The Southern dinner table tells a story.
Gathered in regional reverence, devout worshipers of the dining divine keep time to culinary tradition-nourishing the soul as well as the body.
Taking a meal at the Southern dinner table is a multi-layered celebration weaving through generations, tradition and culture.
A sudden wave of news copy on the popularity, rediscovery, and dare I say it, appreciation of Southern foods, has not only resonated with my taste buds, but my memories of times spent gathered around the Southern dinner table.
I surely don’t believe nor make the claim that the South holds the patent on dinner table philosophies, but sitting down to the Southern dinner table is an intended event.
It doesn’t matter if the table is set for cornbread, red beans and rice, or chicken fried anything with all the fixings, eating is far from simply a practice in sustenance.
From Southern farm, garden, market or waterway to the Southern dinner table, the prepping, cooking, baking, frying, boiling or grilling is a culinary event.
Culinary tastes, rituals and traditions of cooking and dining vary from state to state, dining table to dining table across the South, but the core principles of preparing and sharing good food is uncomplicated, simple and basic.

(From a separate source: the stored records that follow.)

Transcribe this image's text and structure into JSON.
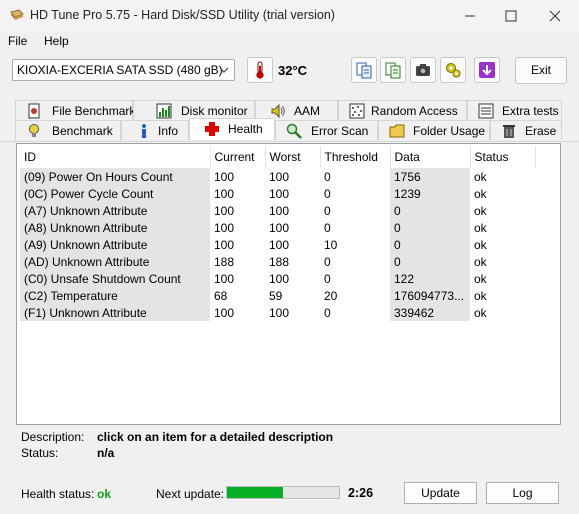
{
  "window": {
    "title": "HD Tune Pro 5.75 - Hard Disk/SSD Utility (trial version)"
  },
  "menu": {
    "file": "File",
    "help": "Help"
  },
  "toolbar": {
    "drive": "KIOXIA-EXCERIA SATA SSD (480 gB)",
    "temperature": "32°C",
    "exit_label": "Exit"
  },
  "tabs_top": [
    "File Benchmark",
    "Disk monitor",
    "AAM",
    "Random Access",
    "Extra tests"
  ],
  "tabs_bottom": [
    "Benchmark",
    "Info",
    "Health",
    "Error Scan",
    "Folder Usage",
    "Erase"
  ],
  "active_tab": "Health",
  "table": {
    "columns": [
      "ID",
      "Current",
      "Worst",
      "Threshold",
      "Data",
      "Status"
    ],
    "rows": [
      [
        "(09) Power On Hours Count",
        "100",
        "100",
        "0",
        "1756",
        "ok"
      ],
      [
        "(0C) Power Cycle Count",
        "100",
        "100",
        "0",
        "1239",
        "ok"
      ],
      [
        "(A7) Unknown Attribute",
        "100",
        "100",
        "0",
        "0",
        "ok"
      ],
      [
        "(A8) Unknown Attribute",
        "100",
        "100",
        "0",
        "0",
        "ok"
      ],
      [
        "(A9) Unknown Attribute",
        "100",
        "100",
        "10",
        "0",
        "ok"
      ],
      [
        "(AD) Unknown Attribute",
        "188",
        "188",
        "0",
        "0",
        "ok"
      ],
      [
        "(C0) Unsafe Shutdown Count",
        "100",
        "100",
        "0",
        "122",
        "ok"
      ],
      [
        "(C2) Temperature",
        "68",
        "59",
        "20",
        "176094773...",
        "ok"
      ],
      [
        "(F1) Unknown Attribute",
        "100",
        "100",
        "0",
        "339462",
        "ok"
      ]
    ]
  },
  "description": {
    "label": "Description:",
    "value": "click on an item for a detailed description",
    "status_label": "Status:",
    "status_value": "n/a"
  },
  "footer": {
    "health_label": "Health status:",
    "health_value": "ok",
    "health_color": "#12a012",
    "next_update_label": "Next update:",
    "next_update_progress": 0.5,
    "countdown": "2:26",
    "update_label": "Update",
    "log_label": "Log"
  },
  "icons": {
    "title": "app-hdd-icon",
    "toolbar": [
      "thermometer-icon",
      "copy-info-icon",
      "copy-all-icon",
      "screenshot-camera-icon",
      "options-gears-icon",
      "download-icon"
    ]
  }
}
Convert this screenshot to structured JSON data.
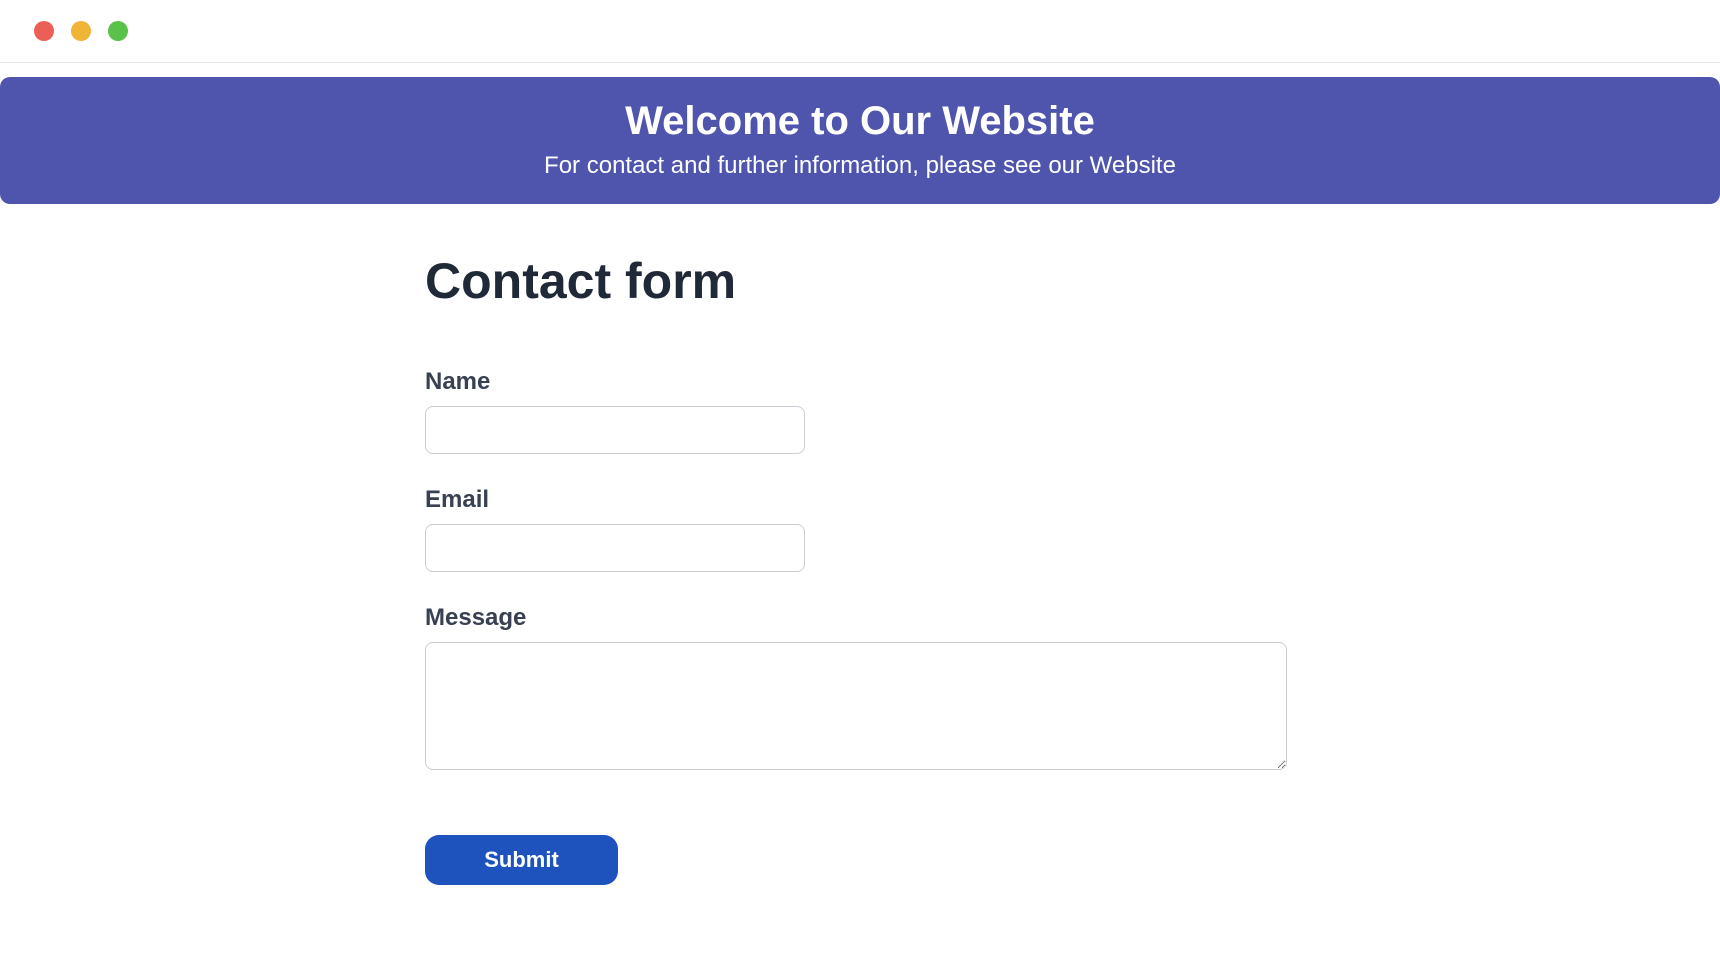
{
  "banner": {
    "title": "Welcome to Our Website",
    "subtitle": "For contact and further information, please see our Website"
  },
  "form": {
    "heading": "Contact form",
    "fields": {
      "name": {
        "label": "Name",
        "value": ""
      },
      "email": {
        "label": "Email",
        "value": ""
      },
      "message": {
        "label": "Message",
        "value": ""
      }
    },
    "submit_label": "Submit"
  }
}
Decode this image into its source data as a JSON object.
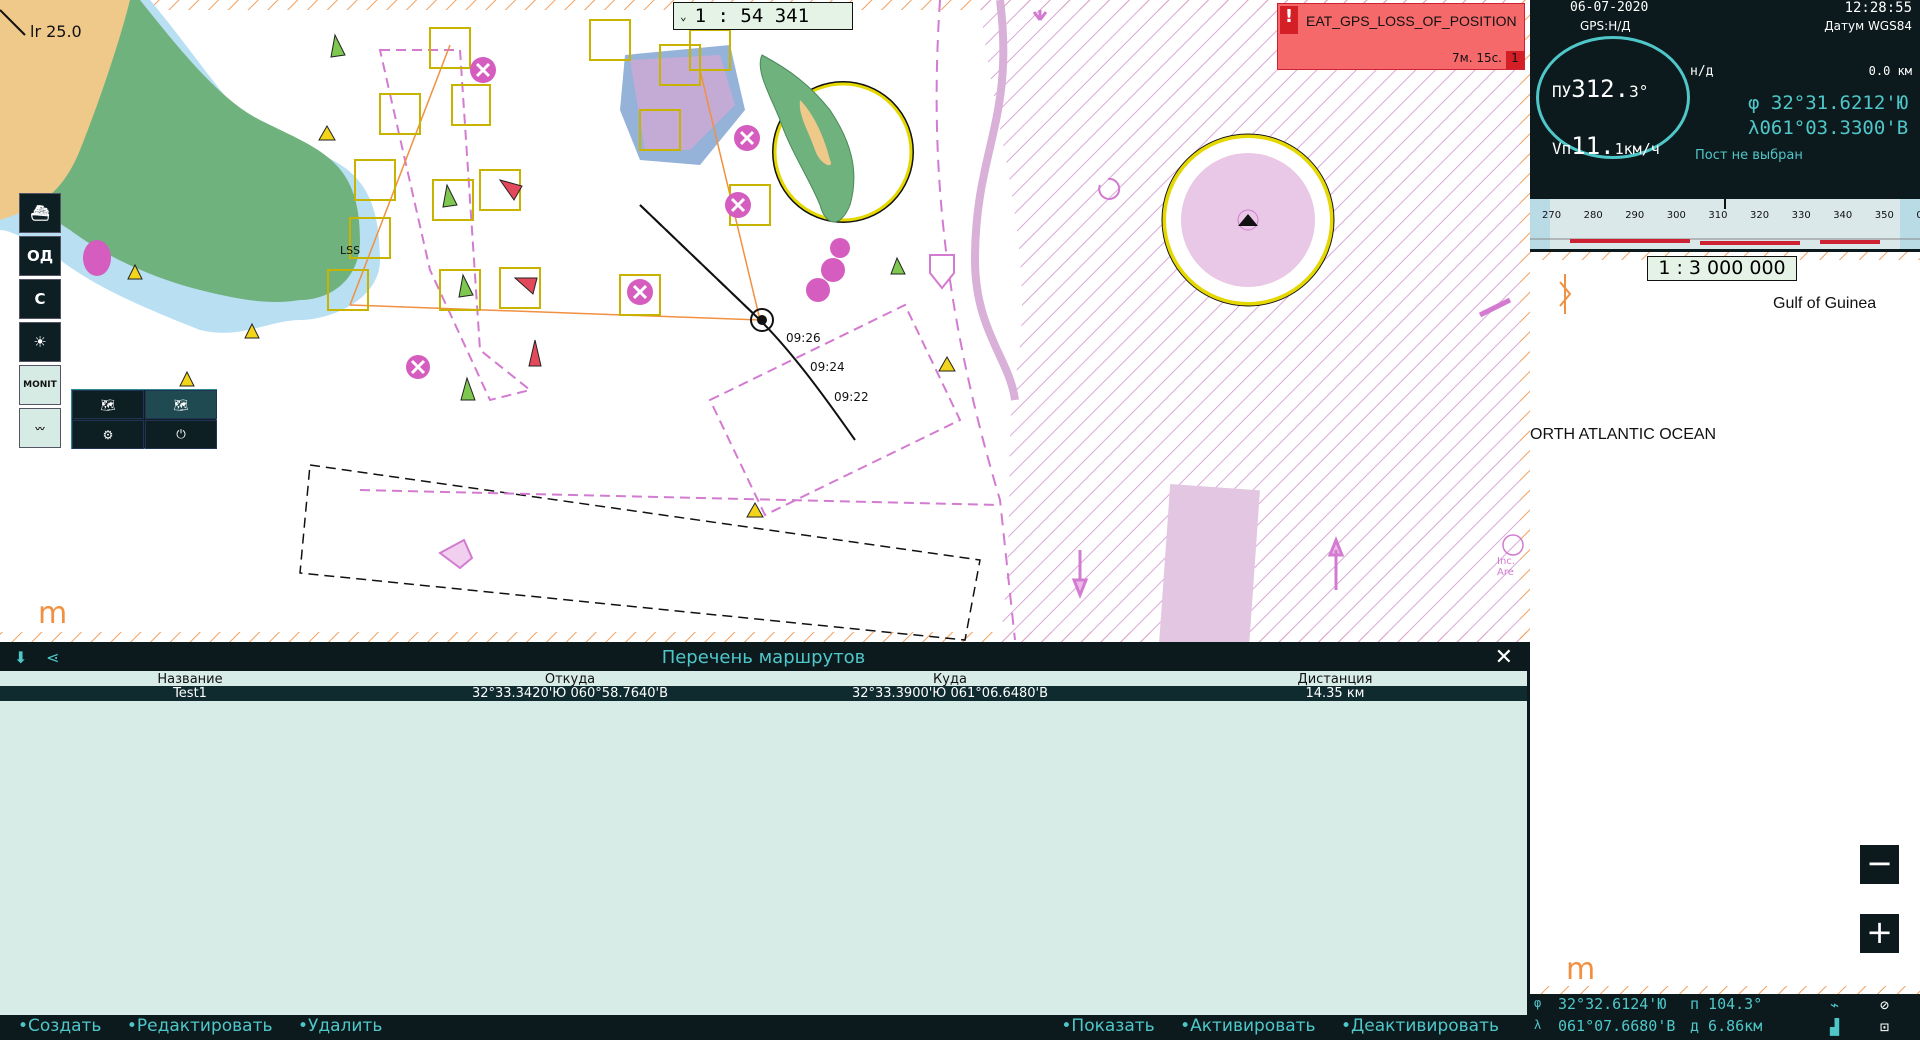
{
  "chart": {
    "scale_label": "1 :  54 341",
    "light_label": "lr 25.0",
    "label_lss": "LSS",
    "label_inc": "Inc. Are",
    "track_times": [
      "09:26",
      "09:24",
      "09:22"
    ],
    "watermark": "m"
  },
  "alert": {
    "code": "EAT_GPS_LOSS_OF_POSITION",
    "time": "7м. 15с.",
    "count": "1"
  },
  "toolbar": {
    "od": "ОД",
    "c": "С",
    "monit": "MONIT"
  },
  "routes": {
    "title": "Перечень маршрутов",
    "columns": {
      "name": "Название",
      "from": "Откуда",
      "to": "Куда",
      "distance": "Дистанция"
    },
    "rows": [
      {
        "name": "Test1",
        "from": "32°33.3420'Ю  060°58.7640'В",
        "to": "32°33.3900'Ю  061°06.6480'В",
        "distance": "14.35 км"
      }
    ]
  },
  "bottom": {
    "create": "Создать",
    "edit": "Редактировать",
    "delete": "Удалить",
    "show": "Показать",
    "activate": "Активировать",
    "deactivate": "Деактивировать"
  },
  "nav": {
    "date": "06-07-2020",
    "time": "12:28:55",
    "gps": "GPS:Н/Д",
    "datum": "Датум WGS84",
    "heading_label": "ПУ",
    "heading_int": "312.",
    "heading_frac": "3°",
    "speed_label": "Vп",
    "speed_int": "11.",
    "speed_frac": "1км/ч",
    "nd": "н/д",
    "range": "0.0 км",
    "lat": "φ 32°31.6212'Ю",
    "lon": "λ061°03.3300'В",
    "post": "Пост не выбран"
  },
  "ruler": {
    "ticks": [
      "270",
      "280",
      "290",
      "300",
      "310",
      "320",
      "330",
      "340",
      "350",
      "0"
    ]
  },
  "minimap": {
    "scale": "1 : 3 000 000",
    "gulf": "Gulf of Guinea",
    "ocean": "ORTH ATLANTIC OCEAN",
    "watermark": "m",
    "zoom_out": "−",
    "zoom_in": "+"
  },
  "cursor": {
    "lat_prefix": "φ",
    "lat": "32°32.6124'Ю",
    "lon_prefix": "λ",
    "lon": "061°07.6680'В",
    "bearing": "п 104.3°",
    "dist": "д 6.86км"
  }
}
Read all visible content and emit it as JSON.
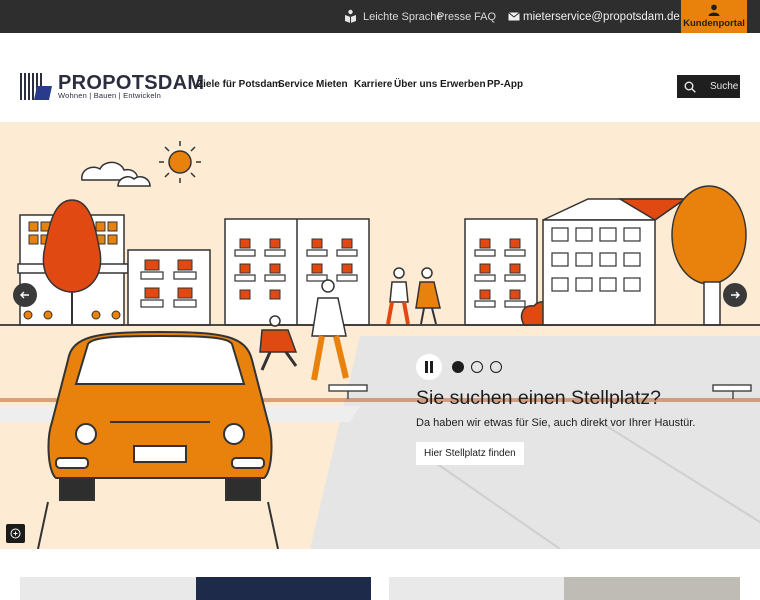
{
  "topbar": {
    "easy_language": "Leichte Sprache",
    "press": "Presse",
    "faq": "FAQ",
    "email": "mieterservice@propotsdam.de",
    "portal": "Kundenportal"
  },
  "logo": {
    "name_part1": "Pro",
    "name_part2": "Potsdam",
    "tagline": "Wohnen | Bauen | Entwickeln"
  },
  "nav": {
    "items": [
      "Ziele für Potsdam",
      "Service",
      "Mieten",
      "Karriere",
      "Über uns",
      "Erwerben",
      "PP-App"
    ]
  },
  "search": {
    "label": "Suche"
  },
  "hero": {
    "title": "Sie suchen einen Stellplatz?",
    "subtitle": "Da haben wir etwas für Sie, auch direkt vor Ihrer Haustür.",
    "cta": "Hier Stellplatz finden",
    "slides_total": 3,
    "active_slide": 1
  },
  "colors": {
    "accent": "#e8820c",
    "brand_dark": "#2b2e3f",
    "hero_bg": "#fdebd3",
    "topbar_bg": "#2e2e2e"
  }
}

If you cook, bake, fry, roast, barbecue, boil, grill, can, preserve or pickle it, they will come.
The differences between the ways of my Texas, Tennessee and Louisiana relatives always seemed to warrant a they don’t do it like this in whichever two states you were not breaking bread in.
The shared commonality between the Texas, Tennessee, and Louisiana masses boil down to simple dining vocabulary.
Dinner is the meal eaten in the middle of the day.
Supper is the meal eaten in the evening.
Breaking bread with the Texas family came with rituals and a throwback vibe all its own.
The dining room table was for the adults, and the kitchen table was for the kids.
Soft white bread on a porcelain bread and butter plate was as close to a bread basket as you were gonna get.
My Aunt Sis was as full of sass as she was wit, and lightening quick with an answer and a serving spoon.
This firecracker’s table came equipped with its own GPS system.
Grease.
Preserves.
Salt.
Grease was the answer for everything, a pressed glass compote dish filled with homemade pear preserves never left the center of the table, and salt was not an acquired taste.
It was a required taste.
The ladies of both my Texas and Louisiana family subscribed to the take down the china, fill the crystal to the rim, and put a hint of silver on the situation school of thought.
When questioned why a middle of the week dinner called for a fine lace tablecloth and a china pattern worthy of royalty, Aunt Sis would shoot back with a, “Well, hon, what’s the use of having the stuff if you don’t use it?”
I knew there was wisdom in her words, and they resonate with me to this day each time I open the doors to the china cabinet.
Life is too short not to use the good china, crystal and table linens every day.
You can quote me and Aunt Sis on it.
Does any of this ring a familiar dinner bell with you?
In continuation and reflection of the traditions and tastes of the Southern dinner table, my Tennessee family round the Southern dinner table traditions is the subject of my next post.
I love this post, Darleen! My mother and grandmother believed that the good china and crystal were meant to be used. Almost every evening, we sat down together at the table for dinner. It was just the norm. While we did have the ‘everyday’ china, Sundays were meant for the “good stuff”.